Zusätzlich ist zu beachten, dass im Jahr 2005, die Milchprämie auf 2,36 Cent angehoben wurde (2005: 1,18 Cent), woraus sich für die Landwirte eine Verbesserung beim Milchgeld um ca. 1,2 Cent ergab.

 

„Die österreichischen Milchverarbeiter freuen sich über diese erfreuliche Entwicklung beim Milchauszahlungspreis, der somit für unsere Bauern im Jahr 2005 um 1,2 Cent, aber auch schon im Jahr 2004 um 1 Cent je Kilogramm verbessert werden konnte. Damit konnte auch eine positive Entwicklung bei den bäuerlichen Einkommen aus der Milchwirtschaft erzielt werden. Insgesamt ist es der Milchwirtschaft seit Inkrafttreten der Agrarreform gelungen, die Interventionspreisabsenkungen weitgehend abzufangen, während die Milchprämie sogar zu Erlösverbesserungen geführt hat“, erklärte Steiner.

 

Österreichische Milchpreise über EU-Durchschnitt

Österreichs Milchpreise liegen auch über dem EU-Durchschnitt, dies ergeben sowohl die offiziellen Daten der Europäischen Kommission, die allerdings noch nicht für alle Mitgliedsstaaten vorliegen, als auch der renommierte internationale Milchpreisvergleich der LTO Niederlande, der die Auszahlungspreise der wichtigsten europäischen Molkereien gegenüber stellt. Er kommt für das abgelaufene Jahr auf 28,53 Cent pro Kilogramm im Durchschnitt (Preisbasis 4,2 Prozent Fett, 3,35 Eiweiß, ohne Steuern, Anlieferung 350.000 Kilogramm), der österreichische Wert auf gleicher Basis liegt bei 29,29 Cent pro Kilogramm (+ 0,76 Cent).
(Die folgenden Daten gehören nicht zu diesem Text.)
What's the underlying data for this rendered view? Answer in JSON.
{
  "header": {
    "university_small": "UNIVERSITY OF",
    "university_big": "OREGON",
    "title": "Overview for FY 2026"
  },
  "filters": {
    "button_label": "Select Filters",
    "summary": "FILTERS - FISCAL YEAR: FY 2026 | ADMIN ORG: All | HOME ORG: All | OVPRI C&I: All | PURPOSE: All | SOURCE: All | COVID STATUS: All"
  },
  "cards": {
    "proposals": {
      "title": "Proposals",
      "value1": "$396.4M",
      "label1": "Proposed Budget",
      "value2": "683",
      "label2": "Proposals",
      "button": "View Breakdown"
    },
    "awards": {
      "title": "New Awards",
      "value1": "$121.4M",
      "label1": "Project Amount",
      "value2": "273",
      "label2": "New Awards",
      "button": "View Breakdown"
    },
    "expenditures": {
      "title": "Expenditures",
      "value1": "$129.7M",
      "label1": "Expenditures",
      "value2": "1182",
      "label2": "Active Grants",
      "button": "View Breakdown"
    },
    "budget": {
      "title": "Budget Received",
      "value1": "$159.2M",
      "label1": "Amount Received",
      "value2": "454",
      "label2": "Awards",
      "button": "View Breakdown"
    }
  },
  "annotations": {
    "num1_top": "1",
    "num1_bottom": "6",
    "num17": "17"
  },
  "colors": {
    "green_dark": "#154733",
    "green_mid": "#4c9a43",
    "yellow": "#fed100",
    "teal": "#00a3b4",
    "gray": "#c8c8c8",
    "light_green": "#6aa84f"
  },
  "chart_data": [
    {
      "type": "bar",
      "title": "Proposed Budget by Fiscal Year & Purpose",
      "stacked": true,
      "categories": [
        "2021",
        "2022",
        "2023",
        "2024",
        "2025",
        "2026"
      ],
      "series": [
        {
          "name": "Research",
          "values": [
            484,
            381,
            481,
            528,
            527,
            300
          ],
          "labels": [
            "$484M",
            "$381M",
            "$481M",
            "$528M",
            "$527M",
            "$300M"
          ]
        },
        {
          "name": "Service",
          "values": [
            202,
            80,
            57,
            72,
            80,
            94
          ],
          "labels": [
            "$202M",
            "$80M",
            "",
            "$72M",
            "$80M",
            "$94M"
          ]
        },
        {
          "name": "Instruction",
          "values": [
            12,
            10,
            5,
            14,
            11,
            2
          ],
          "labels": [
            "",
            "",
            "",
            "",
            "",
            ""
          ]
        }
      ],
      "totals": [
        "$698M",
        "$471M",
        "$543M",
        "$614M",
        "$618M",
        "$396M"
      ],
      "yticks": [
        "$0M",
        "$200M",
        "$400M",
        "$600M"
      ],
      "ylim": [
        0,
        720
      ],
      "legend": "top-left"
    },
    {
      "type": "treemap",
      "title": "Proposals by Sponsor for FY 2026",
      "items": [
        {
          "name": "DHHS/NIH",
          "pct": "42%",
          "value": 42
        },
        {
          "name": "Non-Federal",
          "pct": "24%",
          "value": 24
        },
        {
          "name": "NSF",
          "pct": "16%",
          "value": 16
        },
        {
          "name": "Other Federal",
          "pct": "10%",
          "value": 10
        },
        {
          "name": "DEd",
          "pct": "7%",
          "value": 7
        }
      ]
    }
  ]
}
Die ZMP er-rechnet für Deutschland bei Standardmilch (3,7 Prozent Fett/3,4 Prozent Eiweiß) einen Rückgang von 27,96 Cent/kg auf 27,60 Cent/kg   (- 0,36 Cent/kg).

 

Strukturwandel geht weiter

Die Zahl der Milchlieferanten fiel im Jahr 2005 von 51.000 auf nunmehr ca. 48.000, was einen Rückgang um ca. 6 Prozent bedeutet. Das durchschnittlich erlöste Milchgeld je Milchlieferant lag bei 18.006,-- Euro, abzüglich Zusatzabgabe bei 17.587,-- Euro, zusätzlich erhält jeder Landwirt im Schnitt ca. 1.305,-- Euro Milchprämie von der EU. Die Gesamteinnahmen je Milchbauer aus der Milchwirtschaft konnten somit 2005 von 17.330,-- Euro auf ca. 18.892,-- Euro (+ 9 Prozent) verbessert werden.

 

Marktentwicklung 2005

Die Absatzentwicklung auf dem heimischen Milchmarkt zeigte im abgelaufenen Jahr eine insgesamt stabile, in einzelnen Bereichen allerdings differenzierte Entwicklung, wobei sich die österreichischen Produkte gegenüber dem verstärkten Importdruck von Billigware gut behaupten konnten.

 

Weiße Palette

Wertmäßig konnte bei der Weißen Palette insgesamt ein Plus von 2 Prozent, mengenmäßig ein Minus von 1 Prozent erzielt werden, wobei Frischmilch mengenmäßig bei minus 8 Prozent / wertmäßig minus 2 Prozent zu liegen kam. Starke Zuwächse gab es vor allem bei ESL-Milch (57 Prozent Menge / 68 Prozent bei Wert) sowie bei Naturjoghurt (8 Prozent bei Menge / 13 Prozent bei Wert). Das Wachstum bei Milchmischgetränken wurde im letzten Jahr etwas gebremst, die Erklärung dafür könnte im verregneten Sommer liegen. Der Butterabsatz konnte in Österreich gehalten werden, zu beachten ist hier, dass Konkurrenz-produkte Margarine und andere pflanzliche Fette deutliche Einbußen zu verzeichnen hatten.

 

Käse

Bei Käse gab es eine positive Entwicklung bei der Produktion (+ 3 Prozent). Leicht rückläufig war der Inlandskonsum mit – 2,1 Prozent in der Menge und – 1,3 Prozent im Wert. Positiv entwickelten sich Schnittkäse und Hartkäse, rückläufig waren Schmelzkäse und Frischkäse.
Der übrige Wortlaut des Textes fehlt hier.